XAI Program Development

In May, 2017, XAI development began. Eleven research teams were selected to develop the Explainable Learners (TA1) and one team was selected to develop the Psychological Models of Explanation. Evaluation was provided by the Naval Research Lab. The following summarizes those developments and the final state of this work at the end of the program. An interim summary of the XAI developments at the end of 2018 is given in Gunning and Aha, 2019.

XAI Explainable Learner Approaches

The program anticipated that researchers would examine the training process, model representations, and, importantly, explanation interfaces.

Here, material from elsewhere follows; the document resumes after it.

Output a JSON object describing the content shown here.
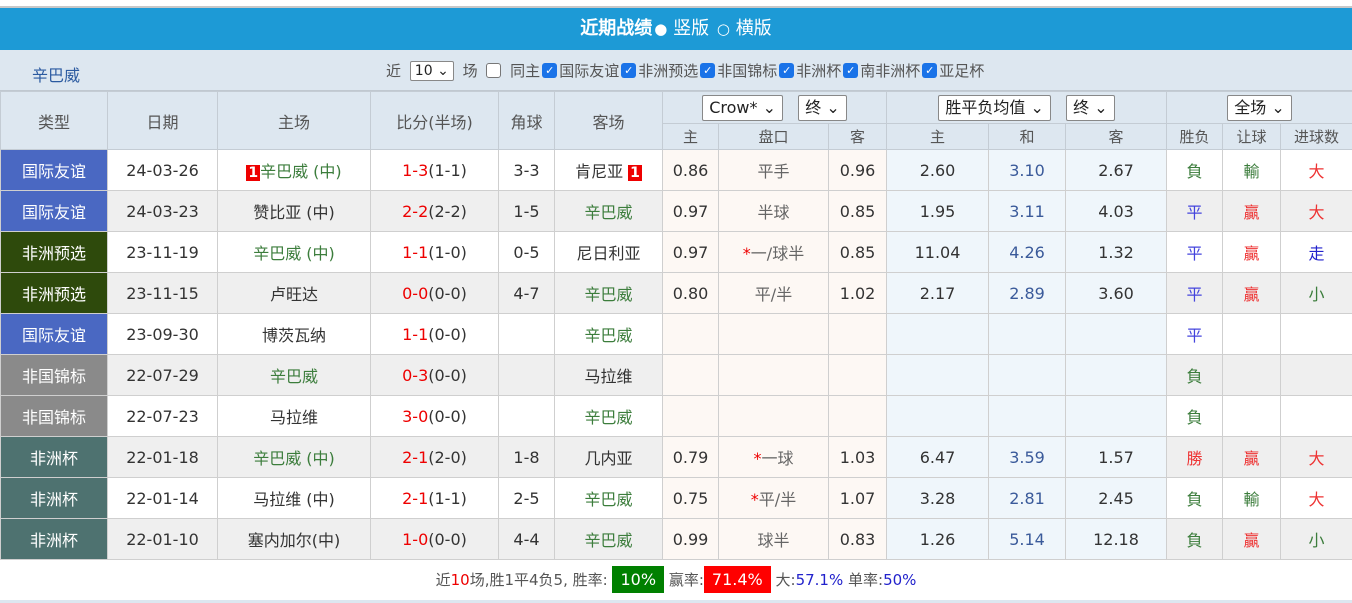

Three general approaches were envisioned for model representations. Interpretable model approaches would seek to develop ML models that were inherently more explainable and more introspectable for machine learning experts. Deep explanation approaches would leverage deep learning or hybrid deep learning approaches to produce explanations in addition to predictions. Finally, model induction techniques would create approximate explainable models from more opaque, black-box models. Explanation interfaces were expected to be a critical element of XAI, connecting a user to the model to enable them to understand and interact with the decision making process.
As the research progressed, eleven XAI teams explored a number of machine learning approaches, such as tractable probabilistic models (Roy et al. 2021) and causal models (Druce et al. 2021) and explanation techniques such as state machines generated by reinforcement learning algorithms (Koul et al. 2019, Danesh et al. 2021), Bayesian teaching (Yang et al. 2021), visual saliency maps (Petsiuk 2021, Li et al. 2021, Ray et al. 2021, Alipour et al. 2021, Vasu et al. 2021), and network and GAN dissection (Ferguson et al. 2021). Perhaps the most challenging and most unique contributions came from the combination of machine learning and explanation techniques to conduct well-designed psychological experiments to evaluate explanation effectiveness.
As the program progressed, we also gained a more refined understanding of the spectrum of users and development timeline (Figure 3).